Second: How do we ''naturally identify'' tangent space at the identity of $\text{End } T_e G$ with $\text{End } T_e G$ itself?

• The answer to your first question is yes. The space of linear maps gets its topology from any choice of basis for $T_eG$. For your second question: Given a point $p$ in a vector space $V$, any $v\in V$ gives a derivation at $p$ my sending a differentiable $f:V\rightarrow \mathbb{R}$ to $\frac{d}{dt}|_{t=0}(f(p+tv))$. – dessin d'enfant terrible Mar 5 '15 at 19:36

1) Yes, any finite dimensional vector space over $\mathbb R$ is isomorphic to $\mathbb R^n$ for some $n$ (by choosing a basis) so we just define that isomorphism to be a homeomorphism.
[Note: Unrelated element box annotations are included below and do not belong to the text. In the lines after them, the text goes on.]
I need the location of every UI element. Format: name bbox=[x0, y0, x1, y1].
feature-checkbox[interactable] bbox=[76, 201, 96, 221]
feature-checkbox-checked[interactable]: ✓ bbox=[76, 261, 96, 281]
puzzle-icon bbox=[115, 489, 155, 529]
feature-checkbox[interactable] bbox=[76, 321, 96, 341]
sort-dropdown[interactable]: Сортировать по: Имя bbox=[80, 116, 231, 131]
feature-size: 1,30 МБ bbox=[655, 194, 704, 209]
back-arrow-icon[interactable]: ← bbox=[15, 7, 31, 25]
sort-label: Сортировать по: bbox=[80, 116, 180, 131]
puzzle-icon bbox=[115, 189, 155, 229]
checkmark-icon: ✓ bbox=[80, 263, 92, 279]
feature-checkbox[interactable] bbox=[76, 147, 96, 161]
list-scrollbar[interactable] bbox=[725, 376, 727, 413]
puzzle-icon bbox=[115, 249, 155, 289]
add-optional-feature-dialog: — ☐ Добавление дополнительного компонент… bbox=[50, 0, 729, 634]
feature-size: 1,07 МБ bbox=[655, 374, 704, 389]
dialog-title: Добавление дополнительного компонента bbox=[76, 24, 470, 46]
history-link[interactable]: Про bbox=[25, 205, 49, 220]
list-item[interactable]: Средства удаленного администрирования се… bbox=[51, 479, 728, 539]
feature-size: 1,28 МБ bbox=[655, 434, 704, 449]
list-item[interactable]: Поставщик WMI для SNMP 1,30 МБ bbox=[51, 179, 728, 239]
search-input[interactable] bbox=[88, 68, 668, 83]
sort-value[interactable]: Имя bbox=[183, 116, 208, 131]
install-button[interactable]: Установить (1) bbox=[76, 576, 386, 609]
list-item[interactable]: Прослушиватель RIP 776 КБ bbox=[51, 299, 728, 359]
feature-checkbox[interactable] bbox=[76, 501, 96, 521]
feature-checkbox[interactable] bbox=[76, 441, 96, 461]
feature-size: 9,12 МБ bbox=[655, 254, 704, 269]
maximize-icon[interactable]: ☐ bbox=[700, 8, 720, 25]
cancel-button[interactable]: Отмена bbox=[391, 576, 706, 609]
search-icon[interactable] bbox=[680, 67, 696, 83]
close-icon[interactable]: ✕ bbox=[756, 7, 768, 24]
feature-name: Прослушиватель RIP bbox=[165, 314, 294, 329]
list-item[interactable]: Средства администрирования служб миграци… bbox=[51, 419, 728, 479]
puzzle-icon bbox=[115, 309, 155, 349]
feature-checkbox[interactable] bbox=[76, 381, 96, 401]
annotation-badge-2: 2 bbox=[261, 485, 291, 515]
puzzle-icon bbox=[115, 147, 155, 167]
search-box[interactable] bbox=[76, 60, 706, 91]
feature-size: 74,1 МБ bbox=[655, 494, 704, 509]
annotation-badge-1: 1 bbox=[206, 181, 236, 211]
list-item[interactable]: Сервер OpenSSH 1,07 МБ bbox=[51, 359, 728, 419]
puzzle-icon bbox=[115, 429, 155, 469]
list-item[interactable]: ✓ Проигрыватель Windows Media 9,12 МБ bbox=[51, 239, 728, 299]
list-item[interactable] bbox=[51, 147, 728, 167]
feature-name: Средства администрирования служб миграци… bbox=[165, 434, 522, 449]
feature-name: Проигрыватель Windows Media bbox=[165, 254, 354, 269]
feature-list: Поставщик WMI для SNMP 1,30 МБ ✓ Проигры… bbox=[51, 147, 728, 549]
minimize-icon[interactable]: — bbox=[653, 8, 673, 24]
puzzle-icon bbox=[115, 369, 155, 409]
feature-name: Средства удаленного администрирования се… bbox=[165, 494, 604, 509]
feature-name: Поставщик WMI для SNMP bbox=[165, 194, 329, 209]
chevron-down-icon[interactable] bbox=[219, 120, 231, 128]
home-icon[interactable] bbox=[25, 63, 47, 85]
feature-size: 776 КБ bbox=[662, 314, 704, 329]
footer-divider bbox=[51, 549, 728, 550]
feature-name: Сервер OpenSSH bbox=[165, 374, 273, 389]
Then you check that linear maps on $\mathbb R^n$ are always continuous, hence vector space isomorphisms are always homeomorphisms, and this implies that the topology you get on $\mathrm{End}(T_eG)$ did not depend on your choice of isomorphisms $\mathrm{End}(T_eG) \simeq \mathbb M_n(\mathbb R) \simeq \mathbb R^{n^2}$.
2) This depends largely on what specific definition you take for "tangent vectors" and "tangent spaces". I don't have Fulton & Harris in front of me, but choosing a basis you have $\mathrm{End}(T_eG) \simeq \mathbb M_n(\mathbb R)$. Any function $f\colon \mathbb R \to \mathbb M_n(\mathbb R)$ is given by component functions $f_{ij}\colon\mathbb R \to \mathbb R$ where $f_{ij}(M)$ is the $(i, j)^\text{th}$ entry of the matrix $f(M)$. Then $\frac{\mathrm{d}f}{\mathrm{d}t}$ is the matrix whose $(i, j)^\text{th}$ entry is $\frac{\mathrm{d}f_{ij}}{\mathrm{d}t}$. In particular, $\frac{\mathrm{d}f}{\mathrm{d}t}(0)$ (which should be a tangent vector) is a matrix in $\mathbb M_n(\mathbb R) \simeq \mathrm{End}(T_eG)$.
In $\mathbf{R}^n$ any open set has $\mathbf{R}^n$ as tangent space at any of its points. Automorphisms of $\mathbf{R}^n$ is an open set in the collection of all endomorphisms.